Keeping your office secure is most likely high on your list of priorities, but are you sure you’re paying enough attention to your IT system? Under the UK Data Protection Act, you can face fines and criminal charges if you don’t take the correct steps towards keeping your business’ IT system secure. Fortunately, the government and GCHQ offer guidance on making this easier.
Make sure your staff are IT savvy
While the ins and outs of IT security may seem obvious to some, others need a little guidance. Make sure staff are aware that  they should not write their passwords down, and encourage them to set secure passwords in the first place, and offer training on ensuring they keep the system secure. Many staff may also need some of the less obvious rules explaining, for example only using specificweb browsers, not accessing certain features from their mobile phones or tablets, and not using work emails for personal purposes. Finally, stress the importance of not downloading software or MP3s, as this is an easy way to invite malware onto your business’ IT system.
Make sure staff are safe when working from home
Working from home offers staff members with difficult commutes a little more flexibility. However, they need to ensure their anti-virus systems are robust and up-to-date, so your information doesn’t get lost. You may want to consider strengthening your office’s intranet security if staff are accessing it from home. If you do allow staff to access work files using mobiles or tablets, ensure they are secure against new threats.
Limit removable media access
Do you or your staff like to use USB sticks? While this is a handy way to make information move smoothly between departments, it’s also an easy way to lose important information. Consider limiting access to these devices, or restricting their use. When they are used, ensure they are well protected by your IT department.
Grant access to information wisely
Not all of your staff will need the same user privileges as each other. Allowing more senior members of staff to access everything is sometimes common sense, but it doesn’t make sense to allow everyone to access highly classified information. Along with your security and IT department, decide who can access what information and how you’ll grant user privileges.
Manage risks wisely
The chances are, your business will experience a security breach at some point.

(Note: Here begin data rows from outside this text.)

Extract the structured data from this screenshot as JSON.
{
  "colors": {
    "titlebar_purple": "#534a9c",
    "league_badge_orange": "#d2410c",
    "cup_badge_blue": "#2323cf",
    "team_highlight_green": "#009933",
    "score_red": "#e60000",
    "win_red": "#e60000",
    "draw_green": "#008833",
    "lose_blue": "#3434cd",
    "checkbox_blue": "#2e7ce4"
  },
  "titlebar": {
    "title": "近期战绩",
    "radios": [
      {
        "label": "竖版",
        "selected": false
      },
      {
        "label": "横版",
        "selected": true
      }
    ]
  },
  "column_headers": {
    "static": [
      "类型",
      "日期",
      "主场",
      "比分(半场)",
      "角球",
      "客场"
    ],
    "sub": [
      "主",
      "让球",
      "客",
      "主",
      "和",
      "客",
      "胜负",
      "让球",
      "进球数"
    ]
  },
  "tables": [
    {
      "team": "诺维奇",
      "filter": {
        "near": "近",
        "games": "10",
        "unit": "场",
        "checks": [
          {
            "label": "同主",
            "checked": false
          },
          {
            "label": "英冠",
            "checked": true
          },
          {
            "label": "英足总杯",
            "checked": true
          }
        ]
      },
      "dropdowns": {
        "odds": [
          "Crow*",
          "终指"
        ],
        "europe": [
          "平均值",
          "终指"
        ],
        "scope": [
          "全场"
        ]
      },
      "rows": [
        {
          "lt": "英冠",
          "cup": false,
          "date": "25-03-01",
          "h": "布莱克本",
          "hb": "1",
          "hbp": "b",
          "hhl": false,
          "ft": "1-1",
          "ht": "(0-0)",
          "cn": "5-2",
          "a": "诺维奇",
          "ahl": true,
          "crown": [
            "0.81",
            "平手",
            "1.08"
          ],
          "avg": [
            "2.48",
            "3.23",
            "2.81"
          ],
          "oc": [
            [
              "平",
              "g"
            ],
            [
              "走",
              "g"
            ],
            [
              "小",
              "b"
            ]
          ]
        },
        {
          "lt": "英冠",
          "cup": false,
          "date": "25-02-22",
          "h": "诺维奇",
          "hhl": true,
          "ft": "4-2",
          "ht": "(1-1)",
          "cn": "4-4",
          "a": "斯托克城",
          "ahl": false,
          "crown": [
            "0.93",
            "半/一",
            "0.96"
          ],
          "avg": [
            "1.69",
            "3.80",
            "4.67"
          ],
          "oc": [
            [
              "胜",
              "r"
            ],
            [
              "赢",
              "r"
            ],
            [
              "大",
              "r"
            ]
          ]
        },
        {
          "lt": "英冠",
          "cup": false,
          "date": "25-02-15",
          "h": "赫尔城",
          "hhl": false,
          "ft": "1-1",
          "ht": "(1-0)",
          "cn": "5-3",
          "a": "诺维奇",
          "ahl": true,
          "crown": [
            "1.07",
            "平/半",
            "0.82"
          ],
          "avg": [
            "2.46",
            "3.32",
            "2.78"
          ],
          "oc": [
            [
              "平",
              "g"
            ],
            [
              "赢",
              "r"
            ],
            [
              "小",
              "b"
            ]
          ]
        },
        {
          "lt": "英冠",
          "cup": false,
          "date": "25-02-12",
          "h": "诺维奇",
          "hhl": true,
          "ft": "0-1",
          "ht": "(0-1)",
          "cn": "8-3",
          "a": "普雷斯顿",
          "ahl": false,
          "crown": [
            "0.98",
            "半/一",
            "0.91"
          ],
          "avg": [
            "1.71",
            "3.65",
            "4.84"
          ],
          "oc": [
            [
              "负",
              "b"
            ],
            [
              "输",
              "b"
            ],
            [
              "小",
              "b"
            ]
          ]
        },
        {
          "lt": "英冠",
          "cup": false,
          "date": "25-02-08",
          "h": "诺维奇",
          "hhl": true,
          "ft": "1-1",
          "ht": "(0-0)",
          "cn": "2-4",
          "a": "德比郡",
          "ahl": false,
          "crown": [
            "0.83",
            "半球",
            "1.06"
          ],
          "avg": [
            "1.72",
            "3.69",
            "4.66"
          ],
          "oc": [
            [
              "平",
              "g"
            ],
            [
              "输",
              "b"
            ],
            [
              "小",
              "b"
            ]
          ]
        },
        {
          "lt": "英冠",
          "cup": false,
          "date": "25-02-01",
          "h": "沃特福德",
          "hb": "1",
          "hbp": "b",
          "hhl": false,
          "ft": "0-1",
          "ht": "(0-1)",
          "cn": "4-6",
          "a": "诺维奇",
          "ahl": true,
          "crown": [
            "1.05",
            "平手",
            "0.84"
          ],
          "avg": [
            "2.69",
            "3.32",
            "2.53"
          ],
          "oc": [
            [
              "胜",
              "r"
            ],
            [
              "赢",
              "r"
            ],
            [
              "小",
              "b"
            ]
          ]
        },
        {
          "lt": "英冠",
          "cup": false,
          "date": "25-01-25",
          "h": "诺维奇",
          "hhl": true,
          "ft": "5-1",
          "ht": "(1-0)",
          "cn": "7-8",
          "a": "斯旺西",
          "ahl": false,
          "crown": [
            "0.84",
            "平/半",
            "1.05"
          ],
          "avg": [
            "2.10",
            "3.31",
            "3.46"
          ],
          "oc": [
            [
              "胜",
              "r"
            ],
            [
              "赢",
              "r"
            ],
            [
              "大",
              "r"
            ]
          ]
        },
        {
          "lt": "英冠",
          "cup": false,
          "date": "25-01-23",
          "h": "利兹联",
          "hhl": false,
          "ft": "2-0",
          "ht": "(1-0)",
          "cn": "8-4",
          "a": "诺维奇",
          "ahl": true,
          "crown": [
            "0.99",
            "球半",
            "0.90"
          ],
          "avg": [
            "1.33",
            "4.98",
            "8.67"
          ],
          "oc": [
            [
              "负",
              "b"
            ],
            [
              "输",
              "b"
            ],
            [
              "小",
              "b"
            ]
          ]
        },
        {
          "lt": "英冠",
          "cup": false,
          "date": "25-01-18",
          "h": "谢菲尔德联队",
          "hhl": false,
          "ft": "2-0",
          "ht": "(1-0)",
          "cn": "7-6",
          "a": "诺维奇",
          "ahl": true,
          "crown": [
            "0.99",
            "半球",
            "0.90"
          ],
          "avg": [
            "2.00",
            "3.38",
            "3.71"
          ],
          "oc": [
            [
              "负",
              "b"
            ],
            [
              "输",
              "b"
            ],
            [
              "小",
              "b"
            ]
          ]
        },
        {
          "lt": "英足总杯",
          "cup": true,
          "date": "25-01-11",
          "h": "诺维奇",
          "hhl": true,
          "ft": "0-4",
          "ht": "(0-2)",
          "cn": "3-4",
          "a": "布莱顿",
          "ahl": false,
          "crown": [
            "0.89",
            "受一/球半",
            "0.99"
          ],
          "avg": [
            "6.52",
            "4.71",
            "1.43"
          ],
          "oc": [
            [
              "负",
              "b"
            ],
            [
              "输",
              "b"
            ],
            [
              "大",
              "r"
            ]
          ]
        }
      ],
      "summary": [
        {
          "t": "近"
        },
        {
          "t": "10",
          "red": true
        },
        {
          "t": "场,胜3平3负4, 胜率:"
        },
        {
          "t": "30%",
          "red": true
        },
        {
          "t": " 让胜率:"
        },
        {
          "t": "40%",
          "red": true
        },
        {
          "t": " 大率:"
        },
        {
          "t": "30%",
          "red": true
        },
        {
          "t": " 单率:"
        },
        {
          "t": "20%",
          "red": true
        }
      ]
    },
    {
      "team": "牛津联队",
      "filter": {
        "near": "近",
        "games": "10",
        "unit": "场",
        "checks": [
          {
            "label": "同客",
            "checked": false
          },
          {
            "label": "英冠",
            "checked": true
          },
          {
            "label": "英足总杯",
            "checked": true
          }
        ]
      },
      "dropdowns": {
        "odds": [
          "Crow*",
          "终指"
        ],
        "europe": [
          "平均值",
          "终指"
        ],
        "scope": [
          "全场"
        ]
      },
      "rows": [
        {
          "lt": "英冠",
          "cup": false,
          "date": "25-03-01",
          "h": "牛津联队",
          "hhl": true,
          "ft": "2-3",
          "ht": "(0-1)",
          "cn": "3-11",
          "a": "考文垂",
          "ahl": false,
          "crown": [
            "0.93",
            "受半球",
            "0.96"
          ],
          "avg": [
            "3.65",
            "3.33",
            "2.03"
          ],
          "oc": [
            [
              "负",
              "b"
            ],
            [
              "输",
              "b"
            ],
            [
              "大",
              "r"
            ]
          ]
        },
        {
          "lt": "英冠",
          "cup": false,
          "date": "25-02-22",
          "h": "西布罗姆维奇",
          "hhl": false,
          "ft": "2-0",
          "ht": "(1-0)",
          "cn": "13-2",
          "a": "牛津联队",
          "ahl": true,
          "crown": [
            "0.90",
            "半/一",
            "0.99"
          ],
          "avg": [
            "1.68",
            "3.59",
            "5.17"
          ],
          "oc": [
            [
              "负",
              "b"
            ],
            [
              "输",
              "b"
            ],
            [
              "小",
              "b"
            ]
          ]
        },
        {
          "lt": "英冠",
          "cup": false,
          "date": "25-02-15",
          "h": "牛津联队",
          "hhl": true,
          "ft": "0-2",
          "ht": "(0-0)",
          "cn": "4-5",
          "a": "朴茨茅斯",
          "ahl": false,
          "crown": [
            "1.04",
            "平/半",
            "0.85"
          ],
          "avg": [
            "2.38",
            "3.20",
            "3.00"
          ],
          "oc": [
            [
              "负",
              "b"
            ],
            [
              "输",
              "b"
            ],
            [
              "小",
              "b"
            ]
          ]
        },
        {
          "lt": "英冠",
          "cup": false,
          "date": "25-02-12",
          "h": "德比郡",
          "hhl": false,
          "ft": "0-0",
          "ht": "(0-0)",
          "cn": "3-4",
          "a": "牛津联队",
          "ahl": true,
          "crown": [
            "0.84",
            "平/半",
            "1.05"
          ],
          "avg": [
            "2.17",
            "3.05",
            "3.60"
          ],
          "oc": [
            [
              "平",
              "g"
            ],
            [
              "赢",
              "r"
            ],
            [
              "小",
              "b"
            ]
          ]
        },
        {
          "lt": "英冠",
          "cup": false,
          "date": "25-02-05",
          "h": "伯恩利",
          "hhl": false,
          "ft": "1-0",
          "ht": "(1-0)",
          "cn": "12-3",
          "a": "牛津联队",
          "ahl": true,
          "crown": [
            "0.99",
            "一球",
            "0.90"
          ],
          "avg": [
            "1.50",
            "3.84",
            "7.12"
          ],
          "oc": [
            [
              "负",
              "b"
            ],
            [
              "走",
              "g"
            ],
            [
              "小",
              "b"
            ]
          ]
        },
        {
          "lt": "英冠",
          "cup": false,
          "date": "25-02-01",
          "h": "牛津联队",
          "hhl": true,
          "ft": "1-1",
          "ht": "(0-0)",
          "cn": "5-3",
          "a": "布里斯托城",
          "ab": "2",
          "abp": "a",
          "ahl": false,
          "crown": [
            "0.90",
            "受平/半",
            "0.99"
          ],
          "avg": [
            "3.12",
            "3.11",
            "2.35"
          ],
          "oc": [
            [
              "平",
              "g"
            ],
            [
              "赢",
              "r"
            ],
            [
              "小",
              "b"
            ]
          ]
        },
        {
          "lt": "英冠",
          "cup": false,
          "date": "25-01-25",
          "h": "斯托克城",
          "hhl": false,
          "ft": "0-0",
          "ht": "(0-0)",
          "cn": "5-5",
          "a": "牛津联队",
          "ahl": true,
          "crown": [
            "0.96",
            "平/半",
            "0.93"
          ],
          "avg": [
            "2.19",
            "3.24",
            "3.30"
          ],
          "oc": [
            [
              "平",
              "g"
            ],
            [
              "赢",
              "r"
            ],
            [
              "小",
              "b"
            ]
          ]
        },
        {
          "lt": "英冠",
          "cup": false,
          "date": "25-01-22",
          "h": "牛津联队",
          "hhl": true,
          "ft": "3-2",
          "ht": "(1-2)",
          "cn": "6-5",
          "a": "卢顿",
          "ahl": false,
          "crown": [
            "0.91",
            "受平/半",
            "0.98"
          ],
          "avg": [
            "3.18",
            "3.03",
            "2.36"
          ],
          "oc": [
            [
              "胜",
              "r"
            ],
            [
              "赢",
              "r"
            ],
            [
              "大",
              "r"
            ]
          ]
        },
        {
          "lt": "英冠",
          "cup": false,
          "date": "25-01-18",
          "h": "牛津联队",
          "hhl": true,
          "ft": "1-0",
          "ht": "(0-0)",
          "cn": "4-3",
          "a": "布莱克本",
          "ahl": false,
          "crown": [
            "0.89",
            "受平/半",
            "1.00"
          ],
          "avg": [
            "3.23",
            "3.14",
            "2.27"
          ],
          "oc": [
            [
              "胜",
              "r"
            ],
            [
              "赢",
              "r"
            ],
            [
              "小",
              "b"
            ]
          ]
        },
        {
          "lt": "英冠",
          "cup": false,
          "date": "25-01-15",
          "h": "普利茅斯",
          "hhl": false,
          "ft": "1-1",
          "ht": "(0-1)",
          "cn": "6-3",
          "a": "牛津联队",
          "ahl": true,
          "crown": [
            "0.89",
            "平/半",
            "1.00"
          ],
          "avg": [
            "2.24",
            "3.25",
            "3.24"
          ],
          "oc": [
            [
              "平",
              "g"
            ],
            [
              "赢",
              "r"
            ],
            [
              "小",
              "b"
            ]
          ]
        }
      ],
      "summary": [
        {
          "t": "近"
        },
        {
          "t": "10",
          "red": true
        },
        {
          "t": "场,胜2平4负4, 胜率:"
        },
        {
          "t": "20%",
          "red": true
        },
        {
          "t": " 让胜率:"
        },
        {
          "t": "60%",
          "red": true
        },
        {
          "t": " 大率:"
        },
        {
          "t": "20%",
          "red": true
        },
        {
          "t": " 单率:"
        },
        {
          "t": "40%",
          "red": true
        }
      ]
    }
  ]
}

While you can’t always prevent them, there are plenty of opportunities to manage them. With your IT department, find ways to manage incidents as they arise. In addition, regularly review incidents and adapt your risk management plan accordingly. The more you learn from your IT mistakes, the better.
Watch out for unusual activity
Unusual activity could indicate that something is amiss when it comes to your IT system. For example, if your offices are based in London and you notice a high degree of activity coming from Los Angeles, you may want to assume that something isn’t quite right. Similarly, look for unusual activity among your staff members, such as people repeatedly trying to gain access to systems they don’t have permissions for.
Malware and virus protection
No matter what kind of system you’re operating, malware and virus protection is essential. Not only is it necessary to have a system in place, you must ensure the one you choose is appropriate for your business’ size. This may mean approaching a professional consultant. In addition, you should review your system’s needs on a regular basis, or when there are any major changes to your office or team.
Network security
Depending on the size of your business, you may want to look at the security of its personal network too. Make sure you manage the network’s perimeter so important information doesn’t slip through, and to ensure nothing malicious comes in. In addition, you should test security controls regularly.
Small to medium size businesses may find that they do not need to do as much to keep their networks safe. However, it is important to stay on top of security no matter how large or small your business is. This means reviewing needs regularly, consulting with professionals, and testing systems. When problems like malware and viruses do arise, ensure they are tackled as soon as possible. With a consistent approach, businesses can keep data protected, and avoid costs to their finances and reputations.